Fed up with HMO as the middleman, physicians are reclaiming health care
Doctor-driven health plans bring care back to the community level
If you’re fed up with managed care and the restrictions it places on your practice, consider setting up your own health plan and contracting directly with the big employers in your community. In communities across the country, physicians and hospitals are joining together to create locally based health plans, bringing control of health care back to the community.
In North Carolina, the state employees’ and teachers’ plan has been self-insured and has directly contracted with hospitals since the mid-1980s. Two of California’s largest pension funds are considering contracting directly with doctors and hospitals and dropping their managed care plans.
In Madison, WI, 80% of the population is covered by managed care, but the majority of the HMOs are physician-owned and operated. The satisfaction level physicians in Madison have with managed care exceeds the satisfaction with fee for service, says William DeMarco, MA, CMC, president of DeMarco & Associates, a Rockford, IL, health care consulting firm. "The solution to America’s health care crisis is a community-based operation that is professionally managed, driven by physicians, and based on the community’s individual needs."

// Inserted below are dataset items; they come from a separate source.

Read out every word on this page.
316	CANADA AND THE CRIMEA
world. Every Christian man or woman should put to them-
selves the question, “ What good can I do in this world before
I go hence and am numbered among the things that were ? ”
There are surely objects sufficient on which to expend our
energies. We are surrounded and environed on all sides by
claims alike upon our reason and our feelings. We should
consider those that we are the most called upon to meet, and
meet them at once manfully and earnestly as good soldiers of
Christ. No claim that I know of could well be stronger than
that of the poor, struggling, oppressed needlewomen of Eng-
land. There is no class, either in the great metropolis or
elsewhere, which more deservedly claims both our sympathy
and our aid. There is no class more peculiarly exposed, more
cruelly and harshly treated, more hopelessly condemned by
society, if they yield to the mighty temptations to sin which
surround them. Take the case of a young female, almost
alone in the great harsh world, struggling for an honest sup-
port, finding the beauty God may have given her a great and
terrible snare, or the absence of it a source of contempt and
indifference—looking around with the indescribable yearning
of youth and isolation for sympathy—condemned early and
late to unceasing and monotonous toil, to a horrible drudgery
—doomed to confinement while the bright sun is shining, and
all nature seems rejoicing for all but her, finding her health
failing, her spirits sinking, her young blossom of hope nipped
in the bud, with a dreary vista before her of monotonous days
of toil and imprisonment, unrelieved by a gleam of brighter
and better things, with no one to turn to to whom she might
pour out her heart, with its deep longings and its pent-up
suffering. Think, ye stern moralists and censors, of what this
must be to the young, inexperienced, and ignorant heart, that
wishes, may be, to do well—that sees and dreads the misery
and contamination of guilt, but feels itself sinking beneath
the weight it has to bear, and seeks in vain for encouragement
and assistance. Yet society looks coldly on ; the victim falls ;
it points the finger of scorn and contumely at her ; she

Direct contracting eliminates the middleman, the HMO, or other third-party payers. The employers take what they are paying the insurance company, put it in a fund, self-insure the risk, and pay the panel of health care providers, explains David Main, JD, of Shaw Pittman, a Washington, DC-based health care law practice. "Direct contracting is an effort by employers to eliminate the intermediary [the health insurance company] and pay for medical care for their workers directly with arrangements that look a lot like an HMO," he says.
Large companies want to take complete control of their health care budget and want to do it directly rather than pay an insurance company to handle it, says Mary Beth Johnson, a partner in Womble Carlyle, a law firm in Research Triangle, NC.
"When they engage in direct contracts with health care providers, employers feel like they have more control over insuring their employees and getting the coverage they want if they’re self-insured. Most will tell you that 15% to 20% of the premium dollars spent by HMOs are on administration," says Johnson.
In a direct-contracting arrangement, employers contract directly with a network of physicians and hospitals and pay them directly to provide care for their employees. Often employers are willing to split any savings with the physician group.
"A self-funded employer often has paid indemnity to these same doctors. Now the physicians are essentially saying that instead of doing unmanaged care, they will provided superior care management without compromising quality," says Bo Bobbitt, an attorney who leads the health law team at Smith Anderson LLP in Raleigh, NC. Physicians consume about 25% of the health care dollars and manage about 85% of the cost, Bobbitt says. "Community physician-driven medical management of that full 85% is basically untapped," he adds.
Bobbitt has set up physician networks across the Southeast that provide health care on a fee-for-service basis with an incentive bonus program attached. To qualify for the bonus, the whole group has to have achieved savings based on some kind of benchmark. For instance, a group might contract to split the savings over what an employer paid for health care the previous year. Individual physicians would have to meet established patient satisfaction, quality, and performance requirements to be eligible for the bonus. "You want to incentivize great medical care that is provided in a cost-effective fashion. If someone does that very well, they should be rewarded," he says.
Locally based health care works for everyone, Bobbitt point out. "The marketplace loves it. Patients are getting tender loving care. The em-ployers like having happy employees. The financial people like it because everybody is working together to get the job done for the least amount of expenditures without cutting corners, and without being concerned with their stockholders like the for-profit companies are," Bobbitt says.
Physicians like it too. In a direct contracting relationship, there aren’t as many controls over physicians as there typically are with an HMO relationship. For instance, doctors don’t have to call for pre-certification to anyone but a system they helped design.
"Doctors have antipathy toward managed care if it’s done by somebody to them. But it’s different if they do it to themselves," Bobbitt says.
Physicians are more likely to accept peer review if it’s a colleague they know who is looking at the long-term picture rather than merely trying to save money, Bobbitt points out.
"Calling a nurse out of state is unimpressive. But if a colleague in their specialty leans across the table and says, We don’t do that,’ it’s more effective and palatable. And the doctor can reply, I know Betty Sue, and she’s much sicker than you think’" Bobbitt says.
However, most employers have some kind of third-party administrator for their health insurance, Johnson points out. "It is the employer’s dollar, and they decide what they will cover. It’s not like an HMO with its own financial incentive. But physicians will not necessarily have carte blanche. Employers have got to control costs as well."
Patients’ rights legislation pending before Congress may provide opportunity for physicians and hospitals to get into direct contracting if it includes the right to sue an HMO, DeMarco says.
If employees can sue a health plan, they also may try to sue the employer for contracting with the health plan, particularly if they don’t get to see the doctor they prefer, he adds.
"There may be a floodgate for return to locally based health care. Where managed care is not working, this could be an opportunity for doctors and hospitals," DeMarco says.